Por otro lado, la entrada a este sepulcro recuerda a las catedrales góticas medievales por su forma ojival que representa a su vez una «vesica piscis» o forma de vejiga de pez, que además simboliza el vientre de una mujer, como una alusión hacia la nueva vida espiritual que se gesta de ahora en adelante.
Asimismo, se puede observar en el umbral de la tumba, una puerta metálica que contiene una imagen alegórica del sol naciente dentro de un triángulo, siendo esta figura geométrica una representación de la mónada divina o la Santísima Trinidad.

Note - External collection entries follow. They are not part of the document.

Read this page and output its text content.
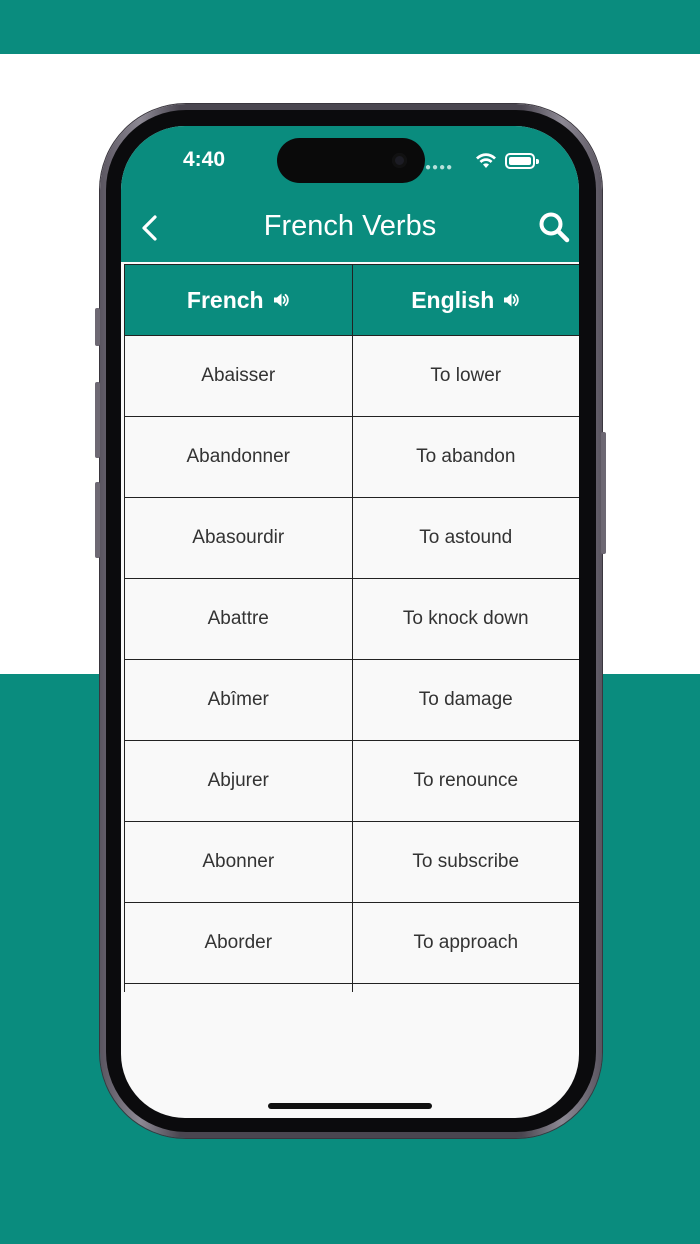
4:40	●●●●
French Verbs
French	English
Abaisser	To lower
Abandonner	To abandon
Abasourdir	To astound
Abattre	To knock down
Abîmer	To damage
Abjurer	To renounce
Abonner	To subscribe
Aborder	To approach
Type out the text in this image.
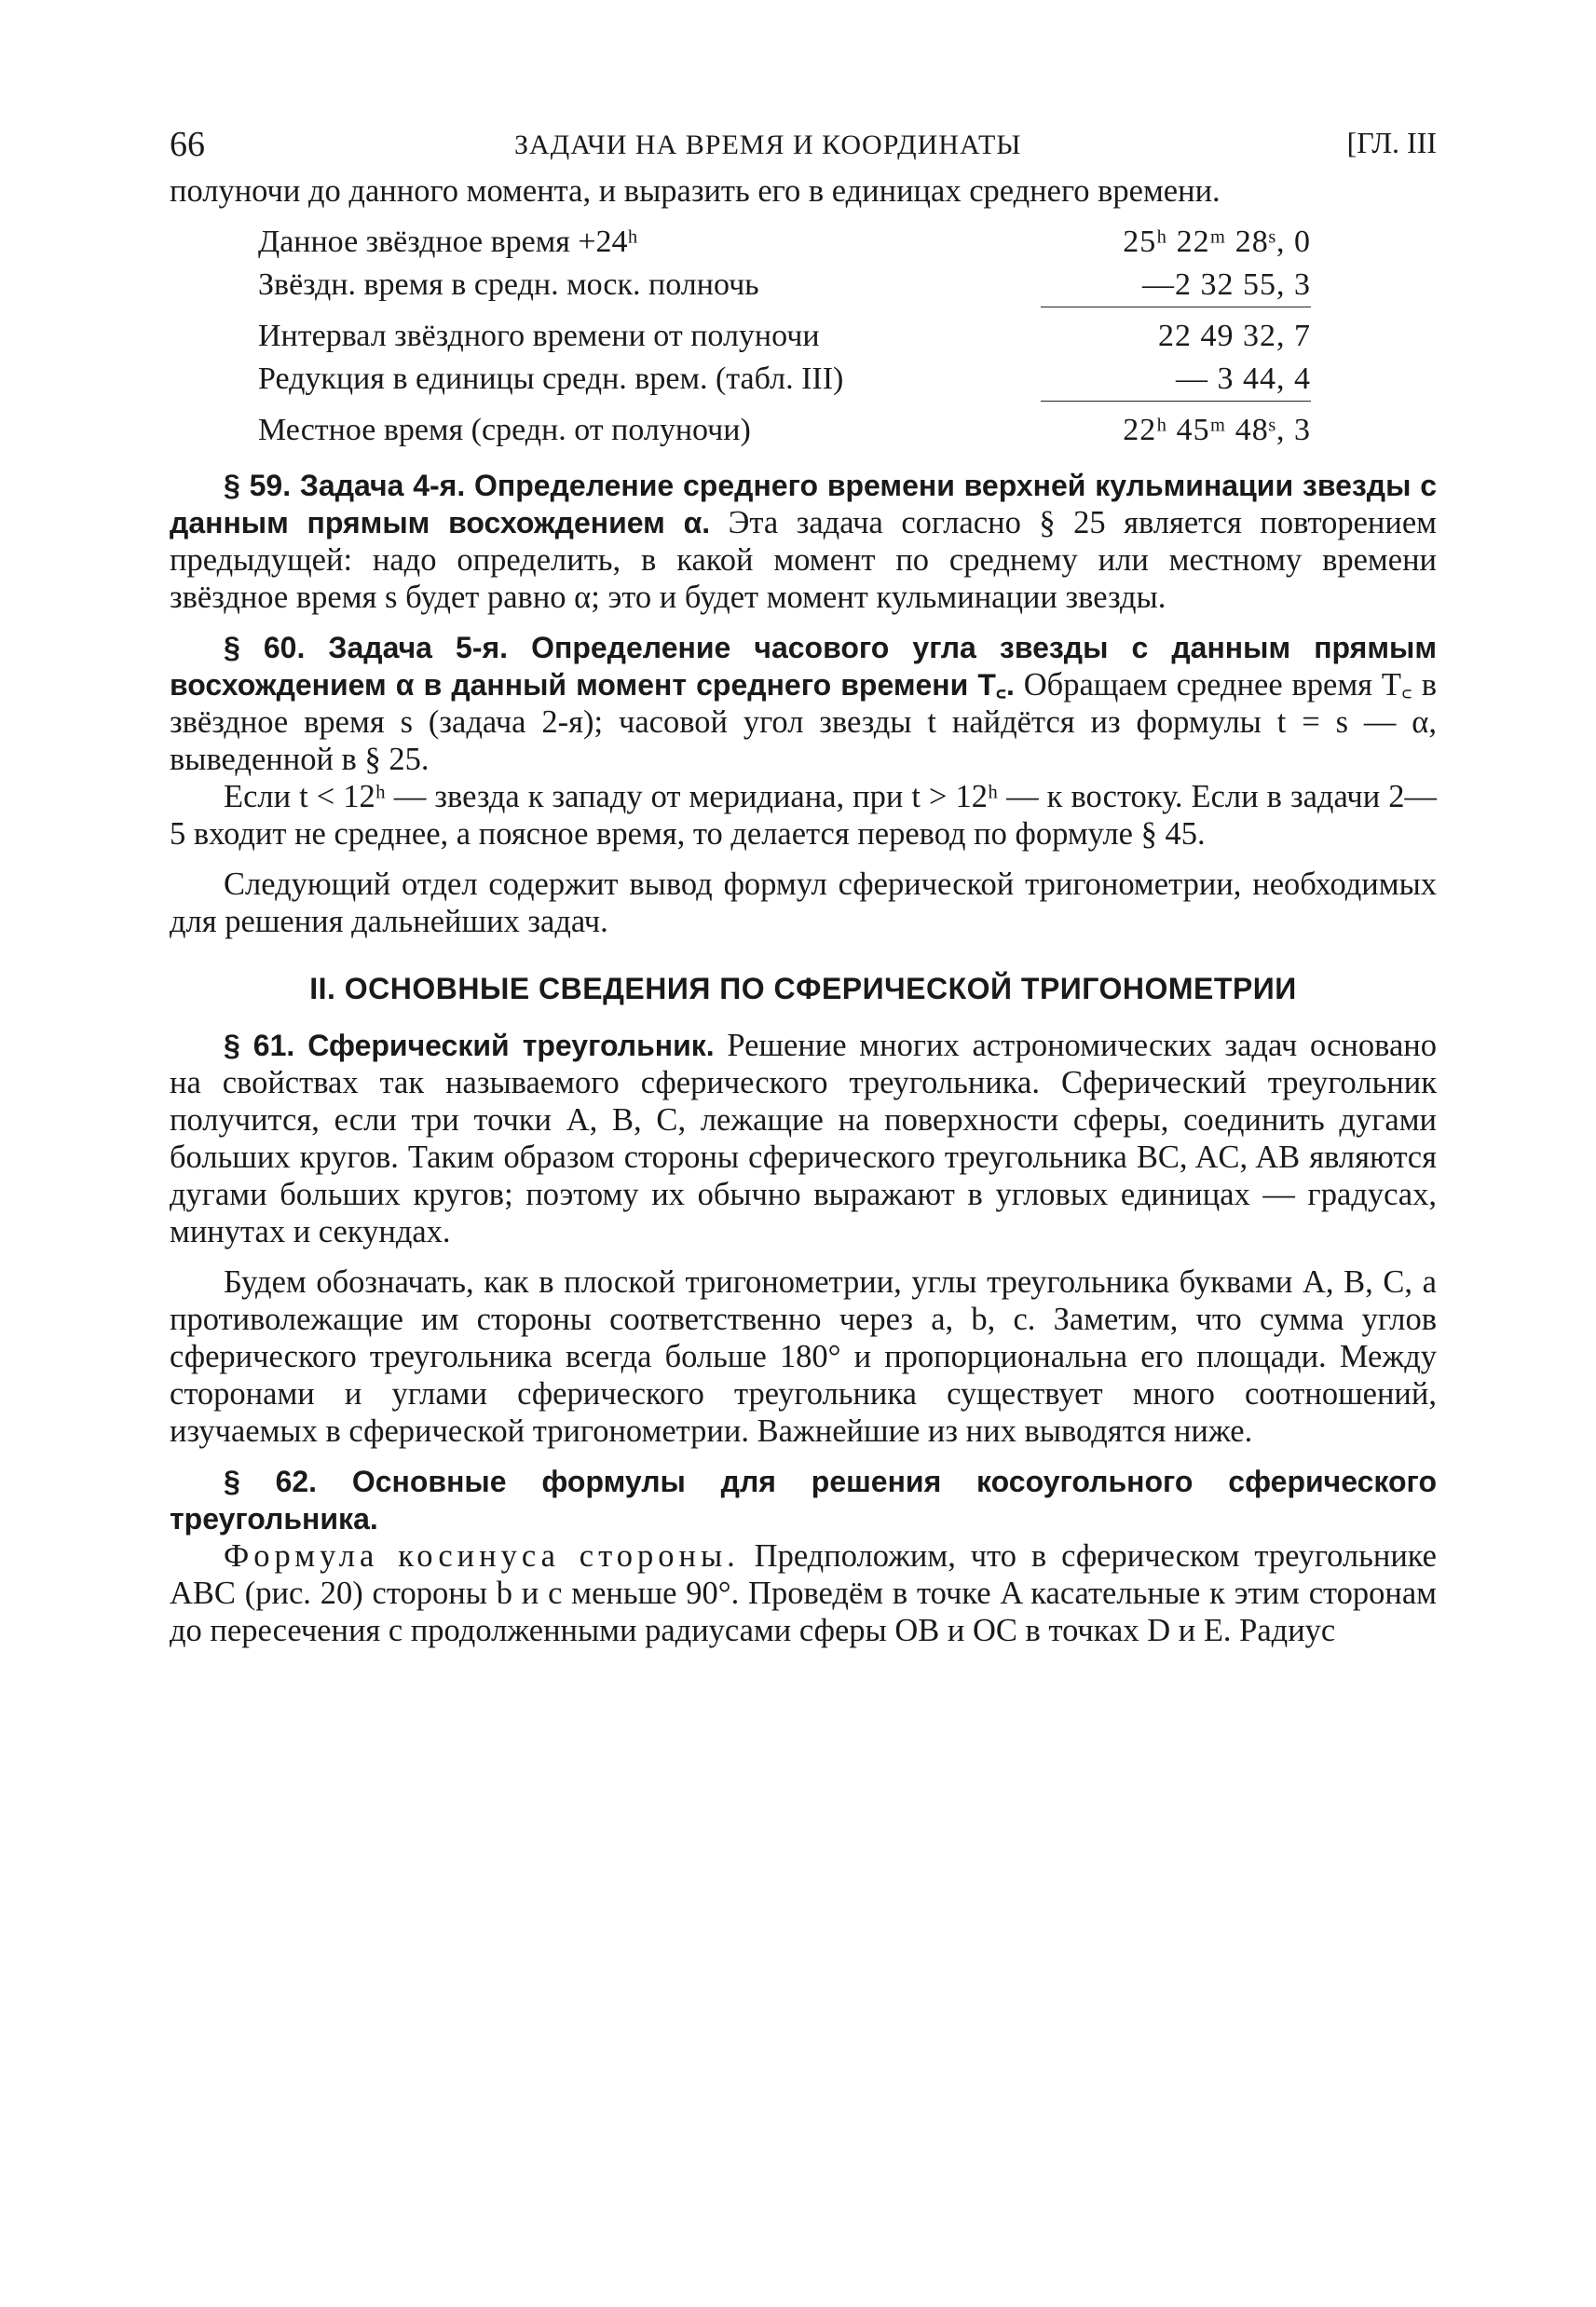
66	ЗАДАЧИ НА ВРЕМЯ И КООРДИНАТЫ	[ГЛ. III

полуночи до данного момента, и выразить его в единицах среднего времени.

Данное звёздное время +24ʰ	25ʰ 22ᵐ 28ˢ, 0
Звёздн. время в средн. моск. полночь	—2 32 55, 3

Интервал звёздного времени от полуночи	22 49 32, 7
Редукция в единицы средн. врем. (табл. III)	— 3 44, 4

Местное время (средн. от полуночи)	22ʰ 45ᵐ 48ˢ, 3

§ 59. Задача 4-я. Определение среднего времени верхней кульминации звезды с данным прямым восхождением α. Эта задача согласно § 25 является повторением предыдущей: надо определить, в какой момент по среднему или местному времени звёздное время s будет равно α; это и будет момент кульминации звезды.

§ 60. Задача 5-я. Определение часового угла звезды с данным прямым восхождением α в данный момент среднего времени T꜀. Обращаем среднее время T꜀ в звёздное время s (задача 2-я); часовой угол звезды t найдётся из формулы t = s — α, выведенной в § 25.

Если t < 12ʰ — звезда к западу от меридиана, при t > 12ʰ — к востоку. Если в задачи 2—5 входит не среднее, а поясное время, то делается перевод по формуле § 45.

Следующий отдел содержит вывод формул сферической тригонометрии, необходимых для решения дальнейших задач.

II. ОСНОВНЫЕ СВЕДЕНИЯ ПО СФЕРИЧЕСКОЙ ТРИГОНОМЕТРИИ

§ 61. Сферический треугольник. Решение многих астрономических задач основано на свойствах так называемого сферического треугольника. Сферический треугольник получится, если три точки A, B, C, лежащие на поверхности сферы, соединить дугами больших кругов. Таким образом стороны сферического треугольника BC, AC, AB являются дугами больших кругов; поэтому их обычно выражают в угловых единицах — градусах, минутах и секундах.

Будем обозначать, как в плоской тригонометрии, углы треугольника буквами A, B, C, а противолежащие им стороны соответственно через a, b, c. Заметим, что сумма углов сферического треугольника всегда больше 180° и пропорциональна его площади. Между сторонами и углами сферического треугольника существует много соотношений, изучаемых в сферической тригонометрии. Важнейшие из них выводятся ниже.

§ 62. Основные формулы для решения косоугольного сферического треугольника.

Формула косинуса стороны. Предположим, что в сферическом треугольнике ABC (рис. 20) стороны b и c меньше 90°. Проведём в точке A касательные к этим сторонам до пересечения с продолженными радиусами сферы OB и OC в точках D и E. Радиус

Siempre en este recinto, en su parte exterior, podemos observar una placa que contiene un emblema con diversas figuras como una espátula, que en el simbolismo universal representa la dulzura de carácter; un compás, como encarnación del espíritu y la mesura de las acciones; un martillo, que simboliza la voluntad; una escuadra, que representa la materia. Todos estos elementos tienen de fondo una rama de acacia que, según el mitólogo Juan Eduardo Cirlot, es un símbolo de la inmortalidad.
Esta última imagen representa el lugar donde según las tradiciones herméticas, fue enterrado Hiram Abif, arquitecto del templo del Rey Salomón y que fue asesinado a traición por sus discípulos constructores. Esta misma traición la padeció el Dr. Manuel Enrique Araujo, quien fue atacado con machetes y pistolas la noche del 04 de febrero de 1913 mientras disfrutaba un concierto en el Parque Bolívar, falleciendo días después el 09 de febrero. Este monumento es un tributo a la resurrección, ya que su memoria vive eternamente entre nosotros a través de su legado.